Prince William inherits £10 million - what will he buy?

Duke and Duchess of CambridgeDominic Lipinski/PA Wire/Press Association Images

The Duke of Cambridge turns 30 today, and is therefore entitled to inherit his share of his mother's estate - thought to be worth roughly £10 million. So what will the fairly-newly-wed choose to spend the money on?

And will it make a real difference to a life that is already arguably pretty comfortable?


When she died 15 years ago, Diana, Princess of Wales left almost £13 million in her will, including the cash left over from her £17 million divorce settlement. The experts have calculated that investments in the intervening years may have taken the total to £20 million.

The money was left to be split equally between her sons when they turned 25, but the executors of her will changed the age of inheritance after her death to 30. It means he will be £10 million richer by the end of the day.

Not too shabby

It's a fairly hefty chunk of cash, and one that might make a bit of difference to any normal newly-wed man who earns a £40,000 salary as a search and rescue pilot, and is living in rented accommodation in Anglesey. However, there's nothing normal about the Royals.

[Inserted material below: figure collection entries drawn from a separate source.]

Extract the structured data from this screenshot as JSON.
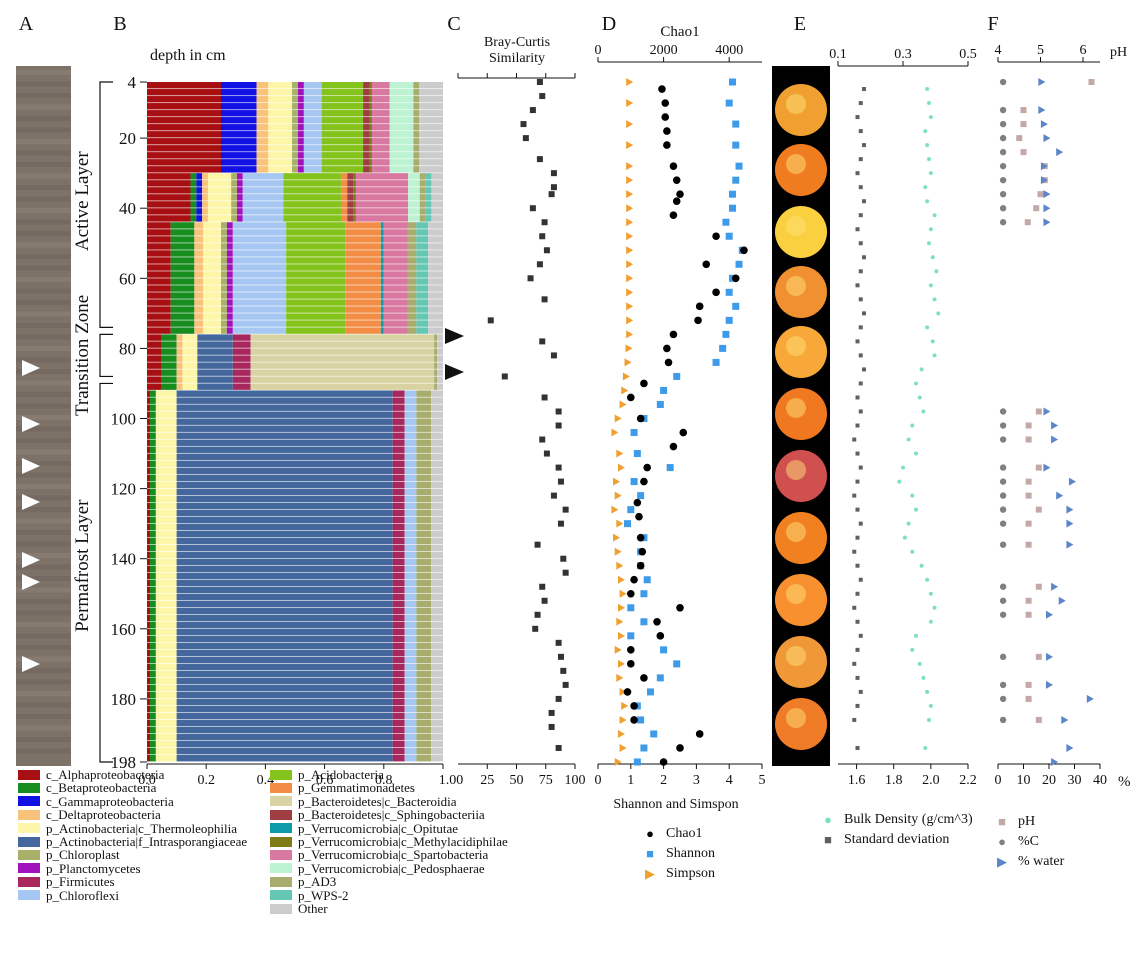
{
  "panels": [
    "A",
    "B",
    "C",
    "D",
    "E",
    "F"
  ],
  "colors": {
    "taxa": [
      "#a80f12",
      "#178c1f",
      "#1111e6",
      "#f8c27a",
      "#fdf6a8",
      "#44679e",
      "#a9b06a",
      "#a112bd",
      "#a8285e",
      "#a6c7f2",
      "#84c21c",
      "#f38d45",
      "#d9d2a2",
      "#9f3d43",
      "#0d9aa9",
      "#7f7b16",
      "#d978a0",
      "#bdf2d2",
      "#a8ad6e",
      "#63c7b4",
      "#cccccc"
    ],
    "chao1": "#000000",
    "shannon": "#3d9be9",
    "simpson": "#f0a030",
    "bulk_density": "#7fe0c0",
    "std_dev": "#606060",
    "ph": "#c4a7a7",
    "carbon": "#808080",
    "water": "#5b86c8"
  },
  "panel_b": {
    "header": "depth in cm",
    "depth_ticks": [
      "4",
      "20",
      "40",
      "60",
      "80",
      "100",
      "120",
      "140",
      "160",
      "180",
      "198"
    ],
    "x_ticks": [
      "0.0",
      "0.2",
      "0.4",
      "0.6",
      "0.8",
      "1.00"
    ],
    "zones": [
      "Active Layer",
      "Transition Zone",
      "Permafrost Layer"
    ]
  },
  "legend": [
    "c_Alphaproteobacteria",
    "c_Betaproteobacteria",
    "c_Gammaproteobacteria",
    "c_Deltaproteobacteria",
    "p_Actinobacteria|c_Thermoleophilia",
    "p_Actinobacteria|f_Intrasporangiaceae",
    "p_Chloroplast",
    "p_Planctomycetes",
    "p_Firmicutes",
    "p_Chloroflexi",
    "p_Acidobacteria",
    "p_Gemmatimonadetes",
    "p_Bacteroidetes|c_Bacteroidia",
    "p_Bacteroidetes|c_Sphingobacteriia",
    "p_Verrucomicrobia|c_Opitutae",
    "p_Verrucomicrobia|c_Methylacidiphilae",
    "p_Verrucomicrobia|c_Spartobacteria",
    "p_Verrucomicrobia|c_Pedosphaerae",
    "p_AD3",
    "p_WPS-2",
    "Other"
  ],
  "panel_c": {
    "title_line1": "Bray-Curtis",
    "title_line2": "Similarity",
    "x_ticks": [
      "25",
      "50",
      "75",
      "100"
    ]
  },
  "panel_d": {
    "top_title": "Chao1",
    "top_ticks": [
      "0",
      "2000",
      "4000"
    ],
    "bottom_ticks": [
      "0",
      "1",
      "2",
      "3",
      "4",
      "5"
    ],
    "bottom_title": "Shannon and Simspon",
    "legend": [
      "Chao1",
      "Shannon",
      "Simpson"
    ]
  },
  "panel_e": {
    "top_ticks": [
      "0.1",
      "0.3",
      "0.5"
    ],
    "bottom_ticks": [
      "1.6",
      "1.8",
      "2.0",
      "2.2"
    ],
    "legend": [
      "Bulk Density (g/cm^3)",
      "Standard deviation"
    ]
  },
  "panel_f": {
    "top_ticks": [
      "4",
      "5",
      "6"
    ],
    "top_unit": "pH",
    "bottom_ticks": [
      "0",
      "10",
      "20",
      "30",
      "40"
    ],
    "bottom_unit": "%",
    "legend": [
      "pH",
      "%C",
      "% water"
    ]
  },
  "chart_data": {
    "type": "bar",
    "orientation": "horizontal-stacked",
    "depth_axis": {
      "label": "depth in cm",
      "range": [
        4,
        198
      ]
    },
    "composition_profiles": [
      {
        "depth_range": [
          4,
          28
        ],
        "values": [
          0.25,
          0.0,
          0.12,
          0.04,
          0.08,
          0.0,
          0.02,
          0.02,
          0.0,
          0.06,
          0.14,
          0.0,
          0.0,
          0.02,
          0.0,
          0.01,
          0.06,
          0.08,
          0.02,
          0.0,
          0.08
        ]
      },
      {
        "depth_range": [
          28,
          42
        ],
        "values": [
          0.15,
          0.02,
          0.02,
          0.02,
          0.08,
          0.0,
          0.02,
          0.02,
          0.0,
          0.14,
          0.2,
          0.02,
          0.0,
          0.02,
          0.0,
          0.01,
          0.18,
          0.04,
          0.02,
          0.02,
          0.04
        ]
      },
      {
        "depth_range": [
          42,
          74
        ],
        "values": [
          0.08,
          0.08,
          0.0,
          0.03,
          0.06,
          0.0,
          0.02,
          0.02,
          0.0,
          0.18,
          0.2,
          0.12,
          0.0,
          0.0,
          0.01,
          0.0,
          0.08,
          0.0,
          0.03,
          0.04,
          0.05
        ]
      },
      {
        "depth_range": [
          74,
          90
        ],
        "values": [
          0.05,
          0.05,
          0.0,
          0.02,
          0.05,
          0.12,
          0.0,
          0.0,
          0.06,
          0.0,
          0.0,
          0.0,
          0.62,
          0.0,
          0.0,
          0.0,
          0.0,
          0.0,
          0.01,
          0.0,
          0.02
        ]
      },
      {
        "depth_range": [
          90,
          198
        ],
        "values": [
          0.01,
          0.02,
          0.0,
          0.0,
          0.07,
          0.73,
          0.0,
          0.0,
          0.04,
          0.04,
          0.0,
          0.0,
          0.0,
          0.0,
          0.0,
          0.0,
          0.0,
          0.0,
          0.05,
          0.0,
          0.04
        ]
      }
    ],
    "bray_curtis": {
      "x": [
        70,
        72,
        64,
        56,
        58,
        70,
        82,
        82,
        80,
        64,
        74,
        72,
        76,
        70,
        62,
        74,
        28,
        72,
        82,
        40,
        74,
        86,
        86,
        72,
        76,
        86,
        88,
        82,
        92,
        88,
        68,
        90,
        92,
        72,
        74,
        68,
        66,
        86,
        88,
        90,
        92,
        86,
        80,
        80,
        86
      ],
      "depth": [
        4,
        8,
        12,
        16,
        20,
        26,
        30,
        34,
        36,
        40,
        44,
        48,
        52,
        56,
        60,
        66,
        72,
        78,
        82,
        88,
        94,
        98,
        102,
        106,
        110,
        114,
        118,
        122,
        126,
        130,
        136,
        140,
        144,
        148,
        152,
        156,
        160,
        164,
        168,
        172,
        176,
        180,
        184,
        188,
        194
      ]
    },
    "chao1": {
      "x": [
        1950,
        2050,
        2050,
        2100,
        2100,
        2300,
        2400,
        2500,
        2400,
        2300,
        3600,
        4450,
        3300,
        4200,
        3600,
        3100,
        3050,
        2300,
        2100,
        2150,
        1400,
        1000,
        1300,
        2600,
        2300,
        1500,
        1400,
        1200,
        1250,
        1300,
        1350,
        1300,
        1100,
        1000,
        2500,
        1800,
        1900,
        1000,
        1000,
        1400,
        900,
        1100,
        1100,
        3100,
        2500,
        2000
      ],
      "depth": [
        6,
        10,
        14,
        18,
        22,
        28,
        32,
        36,
        38,
        42,
        48,
        52,
        56,
        60,
        64,
        68,
        72,
        76,
        80,
        84,
        90,
        94,
        100,
        104,
        108,
        114,
        118,
        124,
        128,
        134,
        138,
        142,
        146,
        150,
        154,
        158,
        162,
        166,
        170,
        174,
        178,
        182,
        186,
        190,
        194,
        198
      ]
    },
    "shannon": {
      "x": [
        4.1,
        4.0,
        4.2,
        4.2,
        4.3,
        4.2,
        4.1,
        4.1,
        3.9,
        4.0,
        4.4,
        4.3,
        4.1,
        4.0,
        4.2,
        4.0,
        3.9,
        3.8,
        3.6,
        2.4,
        2.0,
        1.9,
        1.4,
        1.1,
        1.2,
        2.2,
        1.1,
        1.3,
        1.0,
        0.9,
        1.4,
        1.3,
        1.3,
        1.5,
        1.4,
        1.0,
        1.4,
        1.0,
        2.0,
        2.4,
        1.9,
        1.6,
        1.2,
        1.3,
        1.7,
        1.4,
        1.2
      ],
      "depth": [
        4,
        10,
        16,
        22,
        28,
        32,
        36,
        40,
        44,
        48,
        52,
        56,
        60,
        64,
        68,
        72,
        76,
        80,
        84,
        88,
        92,
        96,
        100,
        104,
        110,
        114,
        118,
        122,
        126,
        130,
        134,
        138,
        142,
        146,
        150,
        154,
        158,
        162,
        166,
        170,
        174,
        178,
        182,
        186,
        190,
        194,
        198
      ]
    },
    "simpson": {
      "x": [
        0.95,
        0.95,
        0.95,
        0.95,
        0.95,
        0.95,
        0.95,
        0.95,
        0.95,
        0.95,
        0.95,
        0.95,
        0.95,
        0.95,
        0.95,
        0.95,
        0.95,
        0.93,
        0.9,
        0.85,
        0.8,
        0.75,
        0.6,
        0.5,
        0.65,
        0.7,
        0.55,
        0.6,
        0.5,
        0.65,
        0.55,
        0.6,
        0.65,
        0.7,
        0.75,
        0.7,
        0.65,
        0.7,
        0.6,
        0.7,
        0.65,
        0.75,
        0.8,
        0.75,
        0.7,
        0.75,
        0.6
      ],
      "depth": [
        4,
        10,
        16,
        22,
        28,
        32,
        36,
        40,
        44,
        48,
        52,
        56,
        60,
        64,
        68,
        72,
        76,
        80,
        84,
        88,
        92,
        96,
        100,
        104,
        110,
        114,
        118,
        122,
        126,
        130,
        134,
        138,
        142,
        146,
        150,
        154,
        158,
        162,
        166,
        170,
        174,
        178,
        182,
        186,
        190,
        194,
        198
      ]
    },
    "bulk_density": {
      "x": [
        1.98,
        1.99,
        2.0,
        1.97,
        1.98,
        1.99,
        2.0,
        1.97,
        1.98,
        2.02,
        2.0,
        1.99,
        2.01,
        2.03,
        2.0,
        2.02,
        2.04,
        1.98,
        2.01,
        2.02,
        1.95,
        1.92,
        1.94,
        1.96,
        1.9,
        1.88,
        1.92,
        1.85,
        1.83,
        1.9,
        1.92,
        1.88,
        1.86,
        1.9,
        1.95,
        1.98,
        2.0,
        2.02,
        2.0,
        1.92,
        1.9,
        1.94,
        1.96,
        1.98,
        2.0,
        1.99,
        1.97
      ],
      "depth": [
        6,
        10,
        14,
        18,
        22,
        26,
        30,
        34,
        38,
        42,
        46,
        50,
        54,
        58,
        62,
        66,
        70,
        74,
        78,
        82,
        86,
        90,
        94,
        98,
        102,
        106,
        110,
        114,
        118,
        122,
        126,
        130,
        134,
        138,
        142,
        146,
        150,
        154,
        158,
        162,
        166,
        170,
        174,
        178,
        182,
        186,
        194
      ]
    },
    "std_dev": {
      "x": [
        0.18,
        0.17,
        0.16,
        0.17,
        0.18,
        0.17,
        0.16,
        0.17,
        0.18,
        0.17,
        0.16,
        0.17,
        0.18,
        0.17,
        0.16,
        0.17,
        0.18,
        0.17,
        0.16,
        0.17,
        0.18,
        0.17,
        0.16,
        0.17,
        0.16,
        0.15,
        0.16,
        0.17,
        0.16,
        0.15,
        0.16,
        0.17,
        0.16,
        0.15,
        0.16,
        0.17,
        0.16,
        0.15,
        0.16,
        0.17,
        0.16,
        0.15,
        0.16,
        0.17,
        0.16,
        0.15,
        0.16
      ],
      "depth": [
        6,
        10,
        14,
        18,
        22,
        26,
        30,
        34,
        38,
        42,
        46,
        50,
        54,
        58,
        62,
        66,
        70,
        74,
        78,
        82,
        86,
        90,
        94,
        98,
        102,
        106,
        110,
        114,
        118,
        122,
        126,
        130,
        134,
        138,
        142,
        146,
        150,
        154,
        158,
        162,
        166,
        170,
        174,
        178,
        182,
        186,
        194
      ]
    },
    "ph": {
      "x": [
        6.2,
        4.6,
        4.6,
        4.5,
        4.6,
        5.1,
        5.1,
        5.0,
        4.9,
        4.7
      ],
      "depth": [
        4,
        12,
        16,
        20,
        24,
        28,
        32,
        36,
        40,
        44
      ]
    },
    "carbon": {
      "x": [
        2,
        2,
        2,
        2,
        2,
        2,
        2,
        2,
        2,
        2,
        2,
        2,
        2,
        2,
        2,
        2,
        2,
        2,
        2,
        2,
        2,
        2,
        2,
        2,
        2,
        2
      ],
      "depth": [
        4,
        12,
        16,
        20,
        24,
        28,
        32,
        36,
        40,
        44,
        98,
        102,
        106,
        114,
        118,
        122,
        126,
        130,
        136,
        148,
        152,
        156,
        168,
        176,
        180,
        186
      ]
    },
    "water": {
      "x": [
        17,
        17,
        18,
        19,
        24,
        18,
        18,
        19,
        19,
        19,
        19,
        22,
        22,
        19,
        29,
        24,
        28,
        28,
        28,
        22,
        25,
        20,
        20,
        20,
        36,
        26,
        28,
        22
      ],
      "depth": [
        4,
        12,
        16,
        20,
        24,
        28,
        32,
        36,
        40,
        44,
        98,
        102,
        106,
        114,
        118,
        122,
        126,
        130,
        136,
        148,
        152,
        156,
        168,
        176,
        180,
        186,
        194,
        198
      ]
    }
  }
}
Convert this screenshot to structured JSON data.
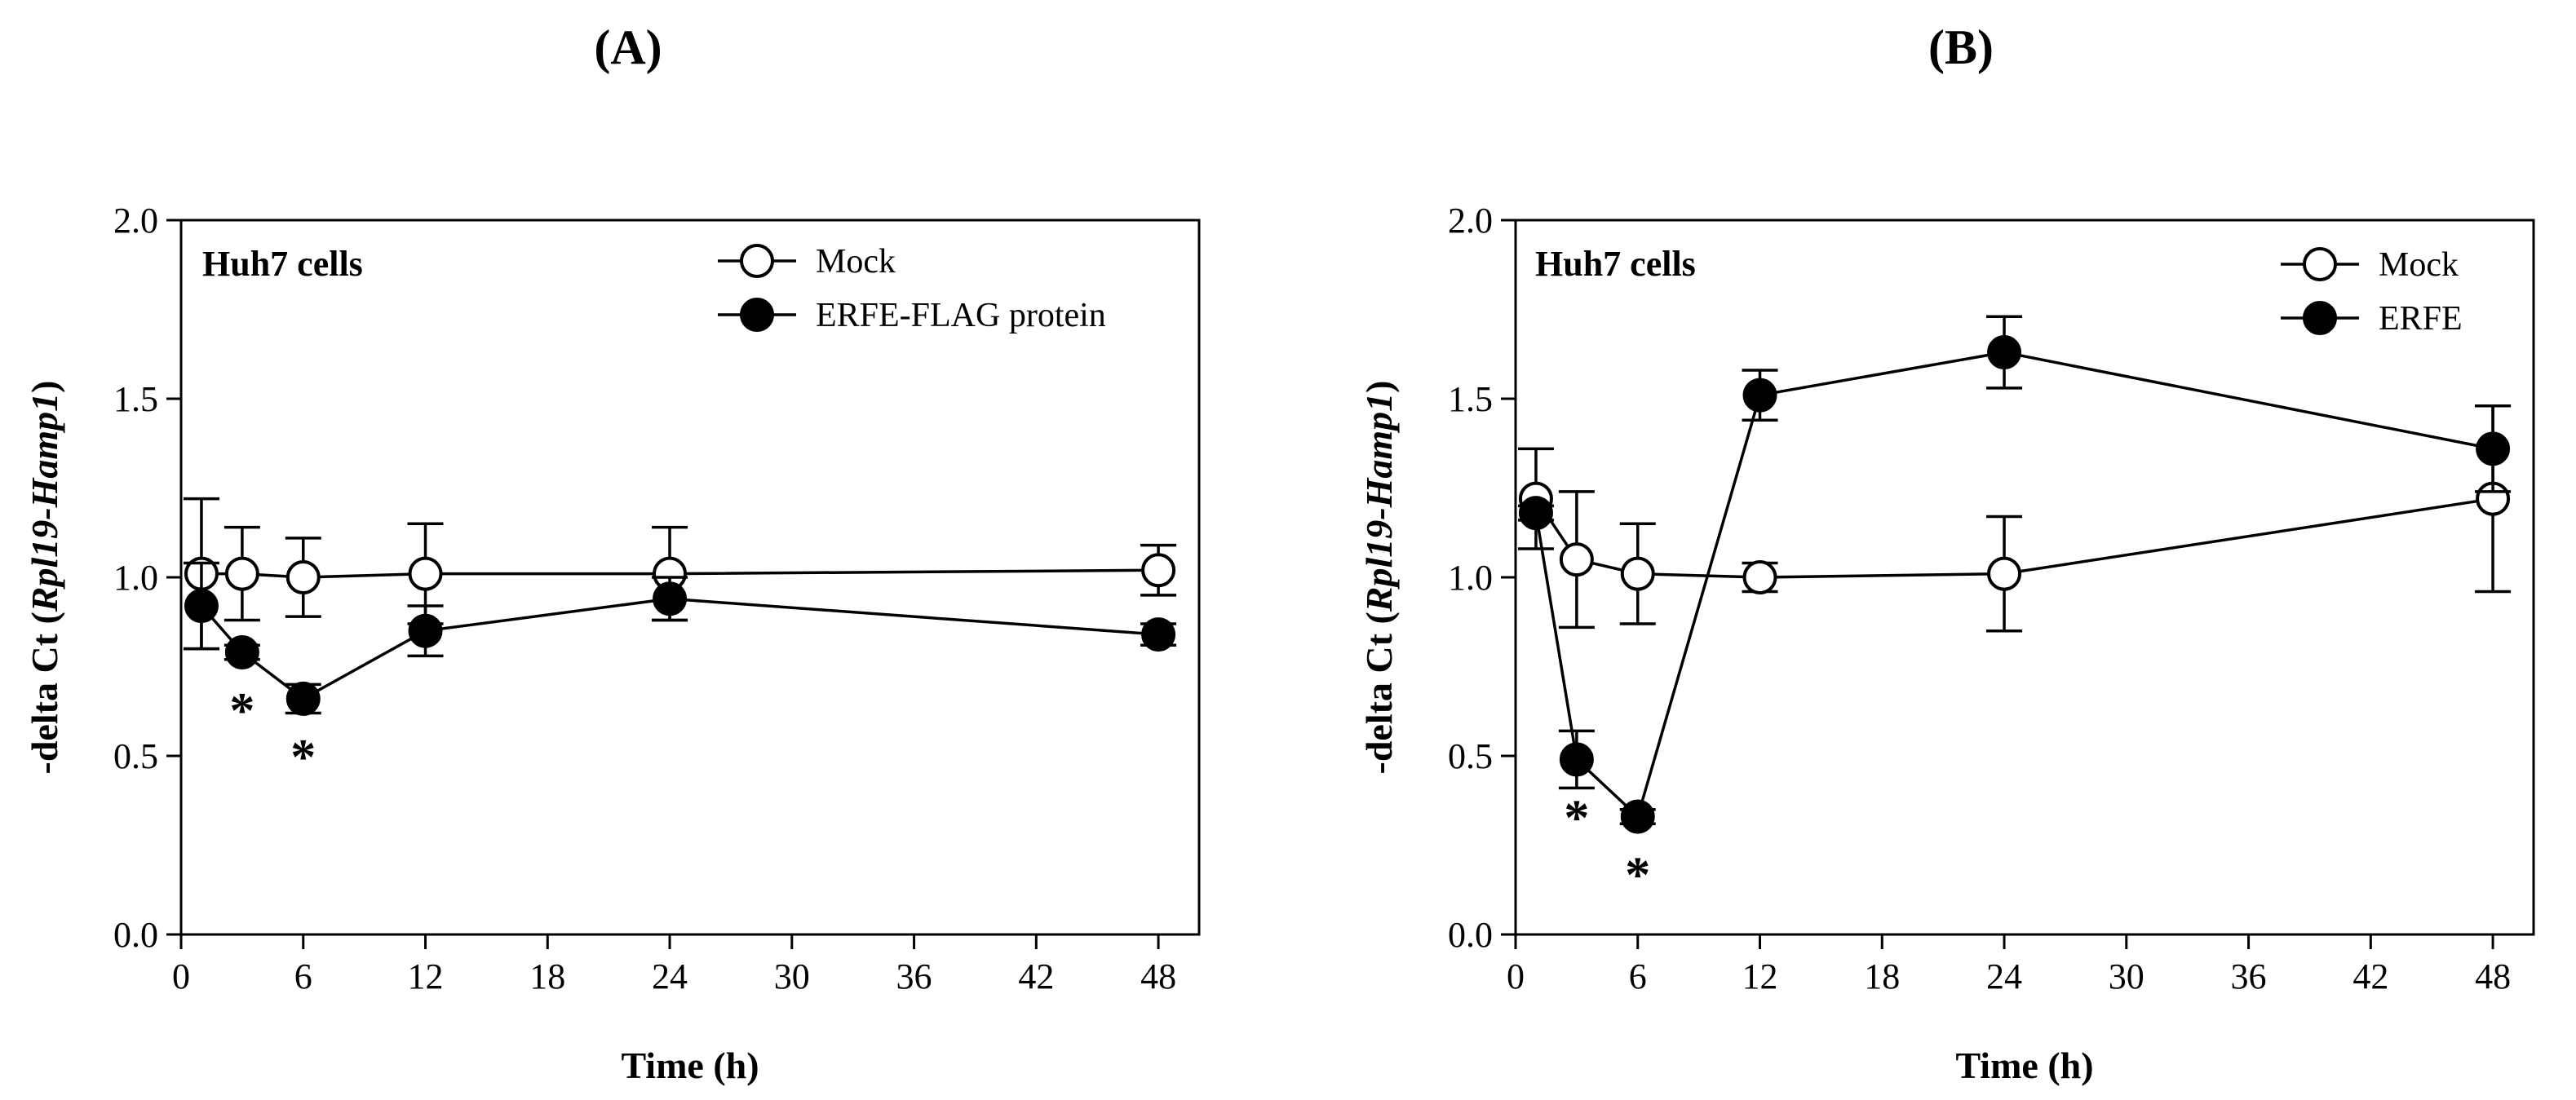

The Duke doesn't just scrape by on £40,000 as it is, he is also entitled to take any income made on the money left to him by his mother - and has been able to for the last five years. He is also thought to have been left a sizeable wedge by his great grandmother - the Queen Mother - and has been able to eat into the £2 million she left him if he found himself strapped for cash.

Of course, it helps that unlike any other man in his position he didn't have to fork out a small fortune for his wedding - because we did that.

What will he buy?

There has been plenty of speculation that he could spend the money building his own family home. If he chose to buy rather than build, his £10 million would stretch to some interesting places. He could opt for a Georgian five bedroom terraced house in Mayfair, or a five bedroom converted church in Richmond (which might raise a few eyebrows).

He'd be hard-pressed to spend the money in Anglesey, where an eight bedroom detached house with a pool and gym wouldn't cost more than a third of his fortune. And he could manage a home in the Highlands with its own loch thrown in.

However, disappointingly, a Royal aide told the Telegraph that he isn't in any rush to buy a home as he is weighing up another tour with the RAF's Search and Rescue force, which could mean moving base and throwing a house purchase decision into disarray.

Blowing it?

With a home out of the window, he could choose to splurge the cash. This kind of sum would buy him something mid-range from the world's ten most expensive diamonds - such as The Heart of Eternity which is a 27.64 carats vivid blue heart-shaped diamond. Alternatively he could opt for all ten of the most expensive off-the-shelf supercars in the world, including the Bugatti Veyron Super Sports which costs more than £1.5 million.

Unfortunately, this kind of spending is fairly unlikely. The same aide also revealed the depressing fact that we're not going to see him going on any lavish spending sprees any time soon. Even his birthday party is said to be 'low key'.

However, there remains another option. He may yet choose to vary the will, to allow Prince Harry to pick up most of the inheritance - to take account of the fact that once his father becomes King, William will be given the Duchy of Cornwall - with a guaranteed income.

Should he become King, William can then go on to enjoy the insane levels of cash and assets of the monarch. The most recent valuation of the Crown Estate profits alone was £240 million - up from £211 million last year. This means the Queen will be entitled to an income of over £36 million this year (as she is allowed 15% of the value of the estate in income) - which starts to make £10 million look a bit paltry.